The Player of the Tournament was irresistible with the bat, making more runs than any other player and lending a calm hand against Australia in an eventually one-sided final. His position as one of the most complete batsmen in the world, in any format, was assured.

Sri Lanka v England
Second Test, Colombo, 2012
151 & 42*

With temperatures soaring into the forties and the tourists already one-down in the series, KP played perhaps his most purely audacious knock since that life-changing day at The Oval.

He later explained that with the heat so oppressive, any thoughts of playing a conventional innings were inconceivable, and so he’d turned to all-out attack, launching six sixes and belting 16 fours in barely over three hours of breathless batsmanship. England won the match to square the series.

England v South Africa
Second Test, Headingley, 2012
149

Pietersen’s penultimate Test century on English soil was probably his most contentious and compelling. It was an open secret that there were issues behind the scenes, and the extent of the unrest would lead to KP infamously declaring in a post-day press conference that it was “hard being me in that dressing room”.

The innings itself, studded with 22 fours and a six, contained one particular shot which he later claimed to be one of his two best shots in Test cricket.

In a 2013 interview with All Out Cricket magazine, he recalled the moment. “In terms of shots, there was one shot off Dale Steyn where I pulled him through mid-wicket, which will probably rank up there as one of the two best shots I’ve ever played.

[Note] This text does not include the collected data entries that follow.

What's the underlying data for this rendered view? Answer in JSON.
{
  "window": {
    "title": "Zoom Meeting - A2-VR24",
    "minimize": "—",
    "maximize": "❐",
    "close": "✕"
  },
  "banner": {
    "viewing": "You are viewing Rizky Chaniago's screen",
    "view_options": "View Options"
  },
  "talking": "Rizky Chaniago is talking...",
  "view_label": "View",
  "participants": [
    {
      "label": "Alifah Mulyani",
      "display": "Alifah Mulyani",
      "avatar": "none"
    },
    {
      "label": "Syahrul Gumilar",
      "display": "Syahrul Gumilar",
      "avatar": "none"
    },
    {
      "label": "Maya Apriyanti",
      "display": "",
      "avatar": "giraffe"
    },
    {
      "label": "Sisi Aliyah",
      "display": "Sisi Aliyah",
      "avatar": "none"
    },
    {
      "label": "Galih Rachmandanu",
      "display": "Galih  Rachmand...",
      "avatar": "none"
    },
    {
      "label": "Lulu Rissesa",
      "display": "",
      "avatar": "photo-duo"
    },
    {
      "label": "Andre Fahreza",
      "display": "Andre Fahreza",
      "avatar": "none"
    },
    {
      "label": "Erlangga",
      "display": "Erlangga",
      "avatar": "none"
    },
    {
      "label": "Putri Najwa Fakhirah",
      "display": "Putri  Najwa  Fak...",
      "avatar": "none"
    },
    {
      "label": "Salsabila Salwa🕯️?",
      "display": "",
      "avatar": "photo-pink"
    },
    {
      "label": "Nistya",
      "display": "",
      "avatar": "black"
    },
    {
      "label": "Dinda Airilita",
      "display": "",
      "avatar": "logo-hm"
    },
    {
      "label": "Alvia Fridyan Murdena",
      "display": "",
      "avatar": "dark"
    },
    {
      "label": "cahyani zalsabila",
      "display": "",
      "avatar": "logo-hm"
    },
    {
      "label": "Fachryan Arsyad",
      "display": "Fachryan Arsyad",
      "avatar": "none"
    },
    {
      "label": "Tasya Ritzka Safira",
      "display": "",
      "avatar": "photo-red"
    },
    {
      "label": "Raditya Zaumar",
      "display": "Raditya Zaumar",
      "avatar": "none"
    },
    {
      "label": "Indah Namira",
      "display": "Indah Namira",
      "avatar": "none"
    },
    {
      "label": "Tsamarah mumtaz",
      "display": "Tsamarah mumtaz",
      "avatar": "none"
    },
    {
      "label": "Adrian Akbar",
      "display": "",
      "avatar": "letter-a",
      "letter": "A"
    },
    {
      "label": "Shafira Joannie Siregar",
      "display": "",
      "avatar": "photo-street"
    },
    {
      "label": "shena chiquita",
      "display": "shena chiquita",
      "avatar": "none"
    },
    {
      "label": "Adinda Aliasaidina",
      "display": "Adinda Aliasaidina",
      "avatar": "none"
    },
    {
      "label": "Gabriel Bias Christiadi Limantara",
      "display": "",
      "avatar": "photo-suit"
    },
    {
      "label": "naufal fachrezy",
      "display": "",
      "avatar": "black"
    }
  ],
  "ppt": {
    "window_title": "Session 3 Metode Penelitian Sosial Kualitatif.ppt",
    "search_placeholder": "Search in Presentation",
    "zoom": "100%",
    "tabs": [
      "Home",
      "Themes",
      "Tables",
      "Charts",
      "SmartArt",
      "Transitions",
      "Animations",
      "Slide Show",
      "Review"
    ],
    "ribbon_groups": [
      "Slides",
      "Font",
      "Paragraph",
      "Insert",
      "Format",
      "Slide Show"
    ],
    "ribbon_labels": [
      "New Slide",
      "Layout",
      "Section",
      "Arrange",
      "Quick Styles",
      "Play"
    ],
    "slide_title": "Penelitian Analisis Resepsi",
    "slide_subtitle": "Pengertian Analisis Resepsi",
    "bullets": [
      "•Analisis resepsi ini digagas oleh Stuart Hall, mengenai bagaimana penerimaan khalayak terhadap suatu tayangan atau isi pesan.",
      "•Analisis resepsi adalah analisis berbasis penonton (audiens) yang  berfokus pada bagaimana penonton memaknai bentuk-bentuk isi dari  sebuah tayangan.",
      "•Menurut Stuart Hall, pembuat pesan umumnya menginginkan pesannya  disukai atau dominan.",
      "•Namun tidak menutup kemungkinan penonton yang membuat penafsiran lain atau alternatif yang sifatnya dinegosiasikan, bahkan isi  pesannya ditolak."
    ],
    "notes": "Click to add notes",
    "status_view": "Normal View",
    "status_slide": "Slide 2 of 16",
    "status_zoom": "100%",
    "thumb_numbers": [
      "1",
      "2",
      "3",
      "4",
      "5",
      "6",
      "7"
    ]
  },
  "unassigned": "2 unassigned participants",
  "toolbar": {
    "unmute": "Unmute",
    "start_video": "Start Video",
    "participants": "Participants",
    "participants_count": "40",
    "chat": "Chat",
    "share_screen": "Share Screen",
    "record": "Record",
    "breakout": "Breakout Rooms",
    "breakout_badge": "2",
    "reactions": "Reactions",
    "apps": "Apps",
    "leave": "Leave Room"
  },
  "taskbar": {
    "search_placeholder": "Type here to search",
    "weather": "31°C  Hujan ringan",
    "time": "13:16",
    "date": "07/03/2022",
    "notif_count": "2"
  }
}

**“**It was one of those shots when the bowler is running up and you’re anticipating – and having anticipated from the way that Dale ran in, and from what I’d done previously and how his mindset was and the state of the game – it was one of those balls that I just knew the shot to play.

“I just thought, this is the only ball that he can bowl and the only ball that he’s going to bowl, and I had the shot pre-planned in my head, and it hit the middle of the bat and it just looked so… slow in the way it just went.”

India v England
Second Test, Mumbai, 2012
186

His final hundred in an England shirt away from home, and a masterpiece on a turning track that not just underscored an England victory, but cemented his reputation among an adoring Indian public.

If the pull shot against Steyn was one of his two greatest shots, the other would come here, against the left-arm spin of Pragyan Ojha.

Ojha was bowling over the wicket and turning the ball away from Pietersen to a packed off-side field. KP waited for the wide one and hit him clean, in slow motion, over extra cover for six. “You look at the switch-hits and stuff because it’s fun and it’s adventurous, but just the slowness of my bat speed in that shot was what stands out to me. I look at those two shots – against Steyn and Ojha – and I don’t normally like to talk about my shots – but I do occasionally look at those and go, ‘How the hell did you do that!’”

It was a question that observers had asked many times over. The most talked-about, obsessed-over and beguiling batsman of his era finishes up with 8,181 runs from 104 Tests, with 23 hundreds and 35 fifties; nine centuries and 25 fifties from 136 ODIs; seven fifties from 37 T20Is, a hand in four Ashes series wins, an ICC World T20 title, and a reputation as the modern game’s most thrilling compiler of match-winning innings.